Jedoch ist es nicht dein Lachen.
Nicht das einst, so sorgenlose kichern, des einst unbeschwerten, kleinen Jungen. Nicht das mit Liebe gefüllte grinsen, welches ihm über beide Ohren ging.
Nein. Ein Lachen, welche all die Trauer einfängt, wozu deine Tränen nun nicht mehr im Stande sind. Ein Lachen, welches aus deinen unterdrückten Worten besteht, deinen inneren Monologe, welche ja immer und immer wieder ins Nichts führten.
Na ja, beinahe.
Aus deinen unausgesprochenen Worten. Deiner Verzweiflung. Deiner Ratlosigkeit- schöpft deine Trauer noch mehr Kraft. Schafft Kraft und zeichnet mit dessen kalten, leblosen Fingern in dein Gesicht. Verunstaltet dich. Verunstaltet dein Lachen.
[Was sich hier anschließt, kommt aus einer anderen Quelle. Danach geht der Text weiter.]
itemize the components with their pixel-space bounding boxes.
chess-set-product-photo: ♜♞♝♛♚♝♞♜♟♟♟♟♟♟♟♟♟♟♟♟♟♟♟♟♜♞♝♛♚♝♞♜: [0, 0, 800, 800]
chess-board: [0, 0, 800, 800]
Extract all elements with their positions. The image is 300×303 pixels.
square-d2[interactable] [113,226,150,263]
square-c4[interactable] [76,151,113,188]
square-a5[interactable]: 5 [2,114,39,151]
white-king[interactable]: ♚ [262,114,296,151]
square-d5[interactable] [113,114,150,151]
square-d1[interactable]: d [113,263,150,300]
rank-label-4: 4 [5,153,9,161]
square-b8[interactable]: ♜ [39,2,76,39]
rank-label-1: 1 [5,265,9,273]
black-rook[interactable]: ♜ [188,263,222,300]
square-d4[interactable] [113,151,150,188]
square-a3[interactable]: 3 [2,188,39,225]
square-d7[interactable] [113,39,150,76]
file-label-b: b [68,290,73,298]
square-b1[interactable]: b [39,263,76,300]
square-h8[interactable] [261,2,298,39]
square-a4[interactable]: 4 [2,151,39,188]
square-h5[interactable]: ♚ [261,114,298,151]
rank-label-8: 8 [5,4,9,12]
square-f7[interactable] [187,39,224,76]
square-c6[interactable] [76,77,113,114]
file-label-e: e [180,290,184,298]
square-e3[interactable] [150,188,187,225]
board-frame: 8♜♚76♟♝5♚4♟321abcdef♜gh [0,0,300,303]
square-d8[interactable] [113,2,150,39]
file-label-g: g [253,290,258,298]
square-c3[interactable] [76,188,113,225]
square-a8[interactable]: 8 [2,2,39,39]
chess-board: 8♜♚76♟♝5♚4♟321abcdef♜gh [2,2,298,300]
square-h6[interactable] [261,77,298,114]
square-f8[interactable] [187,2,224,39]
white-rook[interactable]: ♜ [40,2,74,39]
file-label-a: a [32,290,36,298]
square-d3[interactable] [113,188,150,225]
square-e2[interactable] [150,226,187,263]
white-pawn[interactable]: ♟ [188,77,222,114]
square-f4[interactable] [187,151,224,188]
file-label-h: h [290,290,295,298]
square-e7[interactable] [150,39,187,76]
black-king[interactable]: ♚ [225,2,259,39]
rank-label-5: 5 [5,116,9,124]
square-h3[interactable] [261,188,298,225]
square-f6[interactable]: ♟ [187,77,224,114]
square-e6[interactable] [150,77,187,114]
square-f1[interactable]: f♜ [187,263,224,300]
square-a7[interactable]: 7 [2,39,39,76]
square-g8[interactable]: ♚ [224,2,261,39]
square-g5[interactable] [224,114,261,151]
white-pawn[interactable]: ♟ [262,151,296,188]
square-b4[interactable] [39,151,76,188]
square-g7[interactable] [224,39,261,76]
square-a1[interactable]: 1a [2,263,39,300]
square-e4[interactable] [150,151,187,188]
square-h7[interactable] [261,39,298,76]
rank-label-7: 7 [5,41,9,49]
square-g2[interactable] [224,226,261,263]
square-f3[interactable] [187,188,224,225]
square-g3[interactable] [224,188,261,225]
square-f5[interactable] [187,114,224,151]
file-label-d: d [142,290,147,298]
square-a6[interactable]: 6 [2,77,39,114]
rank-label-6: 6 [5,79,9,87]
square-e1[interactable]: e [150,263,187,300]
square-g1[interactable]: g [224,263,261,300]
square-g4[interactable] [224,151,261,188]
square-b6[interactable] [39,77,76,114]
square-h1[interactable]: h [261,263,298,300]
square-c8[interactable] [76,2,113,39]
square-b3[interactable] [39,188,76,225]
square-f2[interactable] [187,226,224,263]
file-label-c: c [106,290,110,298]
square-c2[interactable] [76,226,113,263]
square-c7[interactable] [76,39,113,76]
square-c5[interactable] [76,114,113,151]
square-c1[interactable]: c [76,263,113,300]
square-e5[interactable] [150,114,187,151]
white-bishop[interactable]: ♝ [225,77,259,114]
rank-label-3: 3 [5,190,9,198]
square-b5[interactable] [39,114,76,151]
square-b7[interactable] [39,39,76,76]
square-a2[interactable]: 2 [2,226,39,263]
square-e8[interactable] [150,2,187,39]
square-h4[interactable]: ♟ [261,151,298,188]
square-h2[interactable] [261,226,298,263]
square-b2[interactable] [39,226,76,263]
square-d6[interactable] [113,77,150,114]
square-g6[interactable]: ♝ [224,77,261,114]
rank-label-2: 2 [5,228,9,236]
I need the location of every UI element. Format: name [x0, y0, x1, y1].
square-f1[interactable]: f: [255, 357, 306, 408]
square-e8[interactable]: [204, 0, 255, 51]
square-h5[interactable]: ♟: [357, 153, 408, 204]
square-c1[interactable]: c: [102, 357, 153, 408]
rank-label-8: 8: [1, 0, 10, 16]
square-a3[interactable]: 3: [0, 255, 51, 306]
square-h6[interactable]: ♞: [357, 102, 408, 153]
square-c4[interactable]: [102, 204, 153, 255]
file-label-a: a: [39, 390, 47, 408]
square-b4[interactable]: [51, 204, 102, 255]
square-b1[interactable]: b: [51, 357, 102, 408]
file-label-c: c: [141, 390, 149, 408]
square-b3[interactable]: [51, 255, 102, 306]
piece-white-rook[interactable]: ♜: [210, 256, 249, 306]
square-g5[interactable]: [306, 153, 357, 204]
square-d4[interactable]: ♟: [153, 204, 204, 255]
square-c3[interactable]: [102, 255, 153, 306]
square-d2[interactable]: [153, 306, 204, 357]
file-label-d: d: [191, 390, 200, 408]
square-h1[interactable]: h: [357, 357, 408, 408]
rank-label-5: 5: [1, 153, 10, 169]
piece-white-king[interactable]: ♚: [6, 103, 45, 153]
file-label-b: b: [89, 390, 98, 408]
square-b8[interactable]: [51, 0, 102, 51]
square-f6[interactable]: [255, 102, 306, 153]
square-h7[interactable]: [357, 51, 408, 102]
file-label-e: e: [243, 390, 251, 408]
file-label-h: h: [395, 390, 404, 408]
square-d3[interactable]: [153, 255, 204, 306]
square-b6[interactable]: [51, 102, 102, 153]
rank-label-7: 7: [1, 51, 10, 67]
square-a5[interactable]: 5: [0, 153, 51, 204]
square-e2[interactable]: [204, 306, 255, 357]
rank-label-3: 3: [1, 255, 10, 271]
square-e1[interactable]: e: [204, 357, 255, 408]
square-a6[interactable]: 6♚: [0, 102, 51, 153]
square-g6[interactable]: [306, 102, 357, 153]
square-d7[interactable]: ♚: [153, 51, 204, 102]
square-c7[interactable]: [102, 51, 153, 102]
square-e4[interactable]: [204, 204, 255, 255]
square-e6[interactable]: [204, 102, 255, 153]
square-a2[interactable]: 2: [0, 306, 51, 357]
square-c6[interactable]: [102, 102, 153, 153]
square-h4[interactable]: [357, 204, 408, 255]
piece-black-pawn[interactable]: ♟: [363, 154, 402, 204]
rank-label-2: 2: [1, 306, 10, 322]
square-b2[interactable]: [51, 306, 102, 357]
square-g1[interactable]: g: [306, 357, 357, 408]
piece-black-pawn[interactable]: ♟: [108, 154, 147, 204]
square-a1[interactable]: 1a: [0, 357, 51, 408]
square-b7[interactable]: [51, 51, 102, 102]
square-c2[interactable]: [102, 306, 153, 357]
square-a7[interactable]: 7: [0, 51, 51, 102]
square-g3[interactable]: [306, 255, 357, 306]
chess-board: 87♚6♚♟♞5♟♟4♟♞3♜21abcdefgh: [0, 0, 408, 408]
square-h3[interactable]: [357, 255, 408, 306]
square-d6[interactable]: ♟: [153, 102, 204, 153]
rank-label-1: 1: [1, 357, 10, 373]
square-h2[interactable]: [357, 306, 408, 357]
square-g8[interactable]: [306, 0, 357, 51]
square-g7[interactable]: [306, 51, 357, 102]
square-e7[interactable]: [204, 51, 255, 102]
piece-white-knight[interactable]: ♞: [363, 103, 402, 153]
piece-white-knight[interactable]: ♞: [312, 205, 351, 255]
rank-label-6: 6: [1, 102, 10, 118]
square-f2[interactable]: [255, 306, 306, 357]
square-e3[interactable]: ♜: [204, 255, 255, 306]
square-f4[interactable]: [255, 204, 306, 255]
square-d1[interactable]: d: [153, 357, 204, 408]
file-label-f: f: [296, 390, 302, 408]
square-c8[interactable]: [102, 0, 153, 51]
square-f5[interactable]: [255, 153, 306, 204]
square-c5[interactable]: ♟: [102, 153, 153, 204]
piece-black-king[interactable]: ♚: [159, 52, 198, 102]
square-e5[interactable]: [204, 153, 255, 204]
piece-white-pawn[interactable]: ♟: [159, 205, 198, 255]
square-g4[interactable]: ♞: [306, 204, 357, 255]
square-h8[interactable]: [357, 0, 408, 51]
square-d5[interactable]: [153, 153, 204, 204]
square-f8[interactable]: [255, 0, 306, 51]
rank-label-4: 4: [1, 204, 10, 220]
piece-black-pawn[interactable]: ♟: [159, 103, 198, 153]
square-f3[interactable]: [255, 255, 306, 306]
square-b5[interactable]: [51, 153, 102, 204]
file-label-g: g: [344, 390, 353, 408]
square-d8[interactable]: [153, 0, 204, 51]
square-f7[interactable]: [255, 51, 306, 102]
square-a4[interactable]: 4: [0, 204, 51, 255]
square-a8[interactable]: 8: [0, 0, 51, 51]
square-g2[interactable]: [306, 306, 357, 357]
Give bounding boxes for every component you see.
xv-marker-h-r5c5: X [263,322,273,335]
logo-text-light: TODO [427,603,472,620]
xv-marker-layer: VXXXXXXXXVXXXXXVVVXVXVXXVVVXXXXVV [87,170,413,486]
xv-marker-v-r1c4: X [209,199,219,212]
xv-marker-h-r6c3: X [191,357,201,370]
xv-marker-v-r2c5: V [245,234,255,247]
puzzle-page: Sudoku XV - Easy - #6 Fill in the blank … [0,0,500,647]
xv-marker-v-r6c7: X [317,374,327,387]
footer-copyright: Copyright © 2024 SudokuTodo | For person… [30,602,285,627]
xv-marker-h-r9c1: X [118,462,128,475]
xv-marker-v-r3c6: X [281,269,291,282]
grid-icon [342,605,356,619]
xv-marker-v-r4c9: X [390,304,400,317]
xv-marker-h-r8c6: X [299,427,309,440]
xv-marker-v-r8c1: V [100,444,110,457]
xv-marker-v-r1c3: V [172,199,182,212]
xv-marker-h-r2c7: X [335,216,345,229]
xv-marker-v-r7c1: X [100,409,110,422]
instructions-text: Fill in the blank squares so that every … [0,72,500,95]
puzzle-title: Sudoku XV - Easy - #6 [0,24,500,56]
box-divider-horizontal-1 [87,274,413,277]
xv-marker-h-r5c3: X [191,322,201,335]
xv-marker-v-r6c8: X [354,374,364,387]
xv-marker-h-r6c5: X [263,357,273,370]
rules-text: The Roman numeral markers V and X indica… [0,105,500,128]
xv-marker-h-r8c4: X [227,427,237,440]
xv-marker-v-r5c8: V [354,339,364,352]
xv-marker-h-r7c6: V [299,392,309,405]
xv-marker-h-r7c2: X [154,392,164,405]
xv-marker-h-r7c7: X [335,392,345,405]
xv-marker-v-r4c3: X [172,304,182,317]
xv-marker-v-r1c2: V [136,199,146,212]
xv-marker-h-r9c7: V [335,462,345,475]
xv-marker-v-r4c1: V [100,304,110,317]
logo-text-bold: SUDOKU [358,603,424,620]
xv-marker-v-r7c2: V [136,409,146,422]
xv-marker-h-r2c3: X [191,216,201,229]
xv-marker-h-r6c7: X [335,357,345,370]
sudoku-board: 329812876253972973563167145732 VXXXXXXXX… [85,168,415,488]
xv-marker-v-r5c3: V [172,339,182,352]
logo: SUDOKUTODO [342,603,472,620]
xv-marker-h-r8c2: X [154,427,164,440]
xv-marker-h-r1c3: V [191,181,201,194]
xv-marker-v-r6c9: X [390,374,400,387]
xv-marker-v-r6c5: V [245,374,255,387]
Schatten unter den Augen. Blasse Wangen. Kaputte Lippen. Aber es reicht ihr nicht aus.
Also stiehlt sie es dir.
Stiehlt dir, weil sie ja nicht genug bekommt, dein wunderschönes, einzigartiges, davor so unbeschwertes Lachen.
Nimmt alles, aber auch alles von dir ein, und alles- alles von dir weg.
Jungkook sagt also nichts. Spricht nicht.
Er lacht.
Er lacht. Keine Träne der Welt könnte ausdrücken, wie verzweifelt er ist. Also tut es, ja so tut es sein gebrochenes, gestohlenes Lächeln.
Was sollte er zu Namjoon sagen. Was sollten noch Tränen bringen. Was sollte das alles hier. Wie konnte es so weit kommen. Wieso erkennt er sein Leben nicht wieder. Ihn selbst nicht wieder. Wieso- wieso darf er nur diese eine Sekunde nicht ändern. Es ist doch einfach nur zum verzweifeln, oder? Zum lachen.
"Verdammt - Jungkook!", Namjoon fühlt sich schlagartig Unbehagen, Sorgen verstärken sich in ihm, in seinem Bauch, während sein Kopf dabei ist, schnell eine Lösung zu finden.
Schnell eine Lösung zu finden, als er spürt- es hört, wie sehr sein bester Freund am Ende ist.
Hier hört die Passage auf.